The priest, after conducting research, hunted for the incense bowls in the Stone Streets. Relieved they had not been looted, he ordered incense from the Dentheria. Once it arrived, he rented a horse-drawn cart, loaded it to capacity, and toured the streets, shoveling mounds of the sweet-smelling stuff into the burners. He would pray over each one, light them, and move on.
  The sweet of the fruit did not quite cover the stench of the dead, but close enough.

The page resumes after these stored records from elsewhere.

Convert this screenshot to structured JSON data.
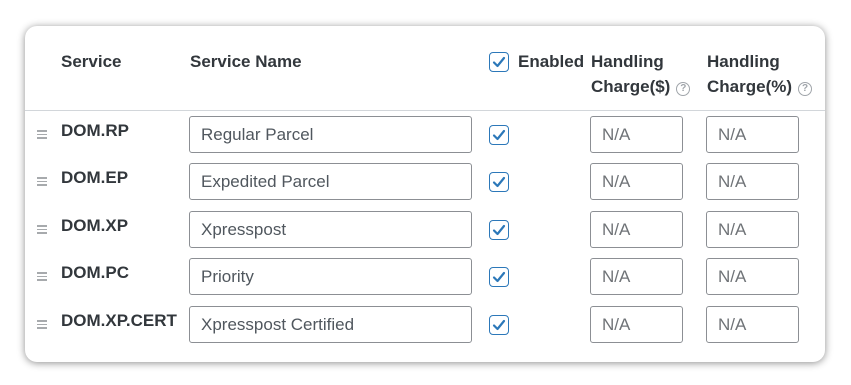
{
  "headers": {
    "service": "Service",
    "service_name": "Service Name",
    "enabled": "Enabled",
    "handling_dollar_line1": "Handling",
    "handling_dollar_line2": "Charge($)",
    "handling_percent_line1": "Handling",
    "handling_percent_line2": "Charge(%)",
    "help_icon": "help-circle-icon",
    "enabled_all_checked": true
  },
  "rows": [
    {
      "code": "DOM.RP",
      "name": "Regular Parcel",
      "enabled": true,
      "charge_dollar_placeholder": "N/A",
      "charge_percent_placeholder": "N/A"
    },
    {
      "code": "DOM.EP",
      "name": "Expedited Parcel",
      "enabled": true,
      "charge_dollar_placeholder": "N/A",
      "charge_percent_placeholder": "N/A"
    },
    {
      "code": "DOM.XP",
      "name": "Xpresspost",
      "enabled": true,
      "charge_dollar_placeholder": "N/A",
      "charge_percent_placeholder": "N/A"
    },
    {
      "code": "DOM.PC",
      "name": "Priority",
      "enabled": true,
      "charge_dollar_placeholder": "N/A",
      "charge_percent_placeholder": "N/A"
    },
    {
      "code": "DOM.XP.CERT",
      "name": "Xpresspost Certified",
      "enabled": true,
      "charge_dollar_placeholder": "N/A",
      "charge_percent_placeholder": "N/A"
    }
  ],
  "colors": {
    "checkbox_accent": "#2c78b9",
    "header_text": "#32373c",
    "border": "#8c8f94"
  }
}
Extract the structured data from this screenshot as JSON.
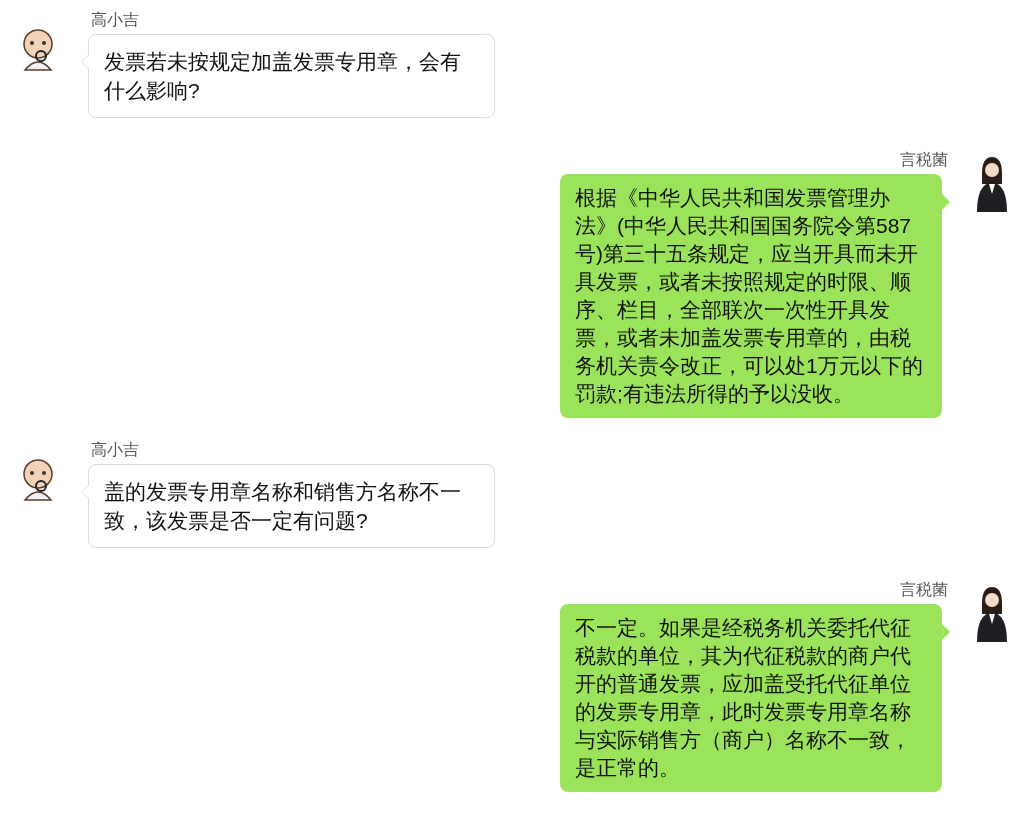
{
  "messages": [
    {
      "kind": "left",
      "sender": "高小吉",
      "text": "发票若未按规定加盖发票专用章，会有什么影响?"
    },
    {
      "kind": "right",
      "sender": "言税菌",
      "text": "根据《中华人民共和国发票管理办法》(中华人民共和国国务院令第587号)第三十五条规定，应当开具而未开具发票，或者未按照规定的时限、顺序、栏目，全部联次一次性开具发票，或者未加盖发票专用章的，由税务机关责令改正，可以处1万元以下的罚款;有违法所得的予以没收。"
    },
    {
      "kind": "left",
      "sender": "高小吉",
      "text": "盖的发票专用章名称和销售方名称不一致，该发票是否一定有问题?"
    },
    {
      "kind": "right",
      "sender": "言税菌",
      "text": "不一定。如果是经税务机关委托代征税款的单位，其为代征税款的商户代开的普通发票，应加盖受托代征单位的发票专用章，此时发票专用章名称与实际销售方（商户）名称不一致，是正常的。"
    }
  ]
}
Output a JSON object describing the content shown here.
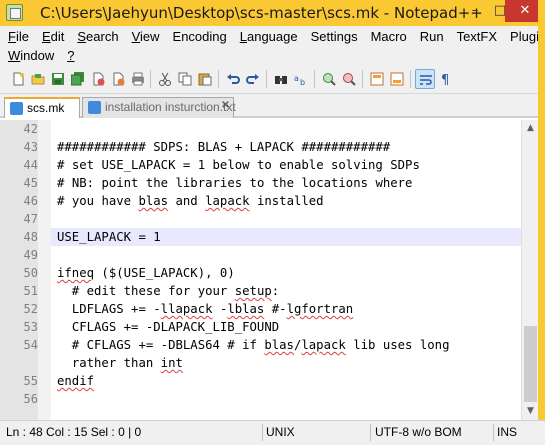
{
  "window": {
    "title": "C:\\Users\\Jaehyun\\Desktop\\scs-master\\scs.mk - Notepad++",
    "controls": {
      "minimize": "–",
      "maximize": "□",
      "close": "✕"
    }
  },
  "menu": {
    "row1": [
      {
        "u": "F",
        "rest": "ile"
      },
      {
        "u": "E",
        "rest": "dit"
      },
      {
        "u": "S",
        "rest": "earch"
      },
      {
        "u": "V",
        "rest": "iew"
      },
      {
        "u": "",
        "rest": "Encoding"
      },
      {
        "u": "L",
        "rest": "anguage"
      },
      {
        "u": "",
        "rest": "Settings"
      },
      {
        "u": "",
        "rest": "Macro"
      },
      {
        "u": "",
        "rest": "Run"
      },
      {
        "u": "",
        "rest": "TextFX"
      },
      {
        "u": "",
        "rest": "Plugins"
      }
    ],
    "row2": [
      {
        "u": "W",
        "rest": "indow"
      },
      {
        "u": "?",
        "rest": ""
      }
    ]
  },
  "toolbar": {
    "icons": [
      "new-file-icon",
      "open-file-icon",
      "save-icon",
      "save-all-icon",
      "close-icon",
      "close-all-icon",
      "print-icon",
      "cut-icon",
      "copy-icon",
      "paste-icon",
      "undo-icon",
      "redo-icon",
      "find-icon",
      "replace-icon",
      "zoom-in-icon",
      "zoom-out-icon",
      "sync-vertical-icon",
      "sync-horizontal-icon",
      "word-wrap-icon",
      "show-all-chars-icon"
    ]
  },
  "tabs": [
    {
      "label": "scs.mk",
      "active": true
    },
    {
      "label": "installation insturction.txt",
      "active": false
    }
  ],
  "editor": {
    "lines": [
      {
        "n": "42",
        "text": ""
      },
      {
        "n": "43",
        "text": "############ SDPS: BLAS + LAPACK ############"
      },
      {
        "n": "44",
        "text": "# set USE_LAPACK = 1 below to enable solving SDPs"
      },
      {
        "n": "45",
        "text": "# NB: point the libraries to the locations where"
      },
      {
        "n": "46",
        "text": "# you have blas and lapack installed"
      },
      {
        "n": "47",
        "text": ""
      },
      {
        "n": "48",
        "text": "USE_LAPACK = 1"
      },
      {
        "n": "49",
        "text": ""
      },
      {
        "n": "50",
        "text": "ifneq ($(USE_LAPACK), 0)"
      },
      {
        "n": "51",
        "text": "  # edit these for your setup:"
      },
      {
        "n": "52",
        "text": "  LDFLAGS += -llapack -lblas #-lgfortran"
      },
      {
        "n": "53",
        "text": "  CFLAGS += -DLAPACK_LIB_FOUND"
      },
      {
        "n": "54",
        "text": "  # CFLAGS += -DBLAS64 # if blas/lapack lib uses long"
      },
      {
        "n": "",
        "text": "  rather than int"
      },
      {
        "n": "55",
        "text": "endif"
      },
      {
        "n": "56",
        "text": ""
      }
    ],
    "current_line_index": 6
  },
  "status": {
    "position": "Ln : 48    Col : 15    Sel : 0 | 0",
    "eol": "UNIX",
    "encoding": "UTF-8 w/o BOM",
    "mode": "INS"
  },
  "colors": {
    "title_bar": "#f9c832",
    "close_button": "#c7372f",
    "current_line": "#e8e8ff",
    "active_tab_accent": "#f0a830"
  }
}
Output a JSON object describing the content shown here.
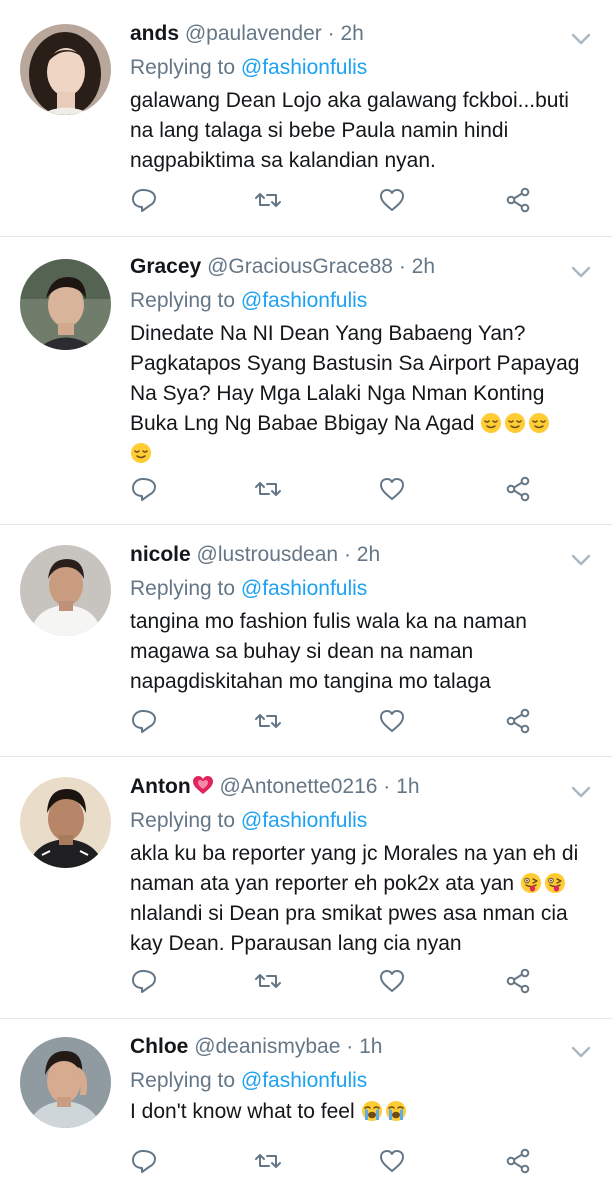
{
  "tweets": [
    {
      "name": "ands",
      "handle": "@paulavender",
      "sep": "·",
      "time": "2h",
      "reply_prefix": "Replying to",
      "reply_to": "@fashionfulis",
      "lines": [
        "galawang Dean Lojo aka galawang fckboi...buti",
        "na lang talaga si bebe Paula namin hindi",
        "nagpabiktima sa kalandian nyan."
      ],
      "emoji": []
    },
    {
      "name": "Gracey",
      "handle": "@GraciousGrace88",
      "sep": "·",
      "time": "2h",
      "reply_prefix": "Replying to",
      "reply_to": "@fashionfulis",
      "lines": [
        "Dinedate Na NI Dean Yang Babaeng Yan?",
        "Pagkatapos Syang Bastusin Sa Airport Papayag",
        "Na Sya? Hay Mga Lalaki Nga Nman Konting",
        "Buka Lng Ng Babae Bbigay Na Agad"
      ],
      "emoji": [
        "relieved-face",
        "relieved-face",
        "relieved-face",
        "relieved-face"
      ]
    },
    {
      "name": "nicole",
      "handle": "@lustrousdean",
      "sep": "·",
      "time": "2h",
      "reply_prefix": "Replying to",
      "reply_to": "@fashionfulis",
      "lines": [
        "tangina mo fashion fulis wala ka na naman",
        "magawa sa buhay si dean na naman",
        "napagdiskitahan mo tangina mo talaga"
      ],
      "emoji": []
    },
    {
      "name": "Anton",
      "handle": "@Antonette0216",
      "sep": "·",
      "time": "1h",
      "reply_prefix": "Replying to",
      "reply_to": "@fashionfulis",
      "lines": [
        "akla ku ba reporter yang jc Morales na yan eh di",
        "naman ata yan reporter eh pok2x ata yan",
        "nlalandi si Dean pra smikat pwes asa nman cia",
        "kay Dean. Pparausan lang cia nyan"
      ],
      "emoji": [
        "winking-tongue-face",
        "winking-tongue-face"
      ],
      "name_emoji": "growing-heart"
    },
    {
      "name": "Chloe",
      "handle": "@deanismybae",
      "sep": "·",
      "time": "1h",
      "reply_prefix": "Replying to",
      "reply_to": "@fashionfulis",
      "lines": [
        "I don't know what to feel"
      ],
      "emoji": [
        "loudly-crying-face",
        "loudly-crying-face"
      ]
    }
  ],
  "icons": {
    "reply": "speech-bubble-icon",
    "retweet": "retweet-icon",
    "like": "heart-icon",
    "share": "share-icon",
    "more": "chevron-down-icon"
  },
  "colors": {
    "accent": "#1da1f2",
    "muted": "#657786",
    "text": "#14171a",
    "divider": "#e1e8ed"
  }
}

  Satisfied, he resurrected the Temple of the Fifth God in the Vale, declared himself high priest, and the first command he made was to have his followers tour the Stone Streets, put incense in the burners, and light them. He stressed the sacredness of this charge, and to emphasize it, he donned black robes, carried a black lantern, and heaped so much incense into hand carts, two priests had to pull each one.
  By the time of his death, the lighting of the incense had become a holy tradition that the priests believed helped the residents of the Stone Streets.
  No one said a word, when the high priest's body was shipped back to Dentheria for a proper burial rather than tossed into the Pit.
 
Restarting the ritual did nothing for the poor of the Stone Streets other than make the air smell strange for a few days.
  The priest, who declared he did the will of the Fifth God, did not think to lean on his military contacts to speak with the puppet king and put a stop to the Pit in his deity's name. He went along with the travesty, as every high priest after him, because in the end, their allegiance remained to the empire, not an ethereal being.
  And since said ethereal being did not make his displeasure known, his followers believed he approved.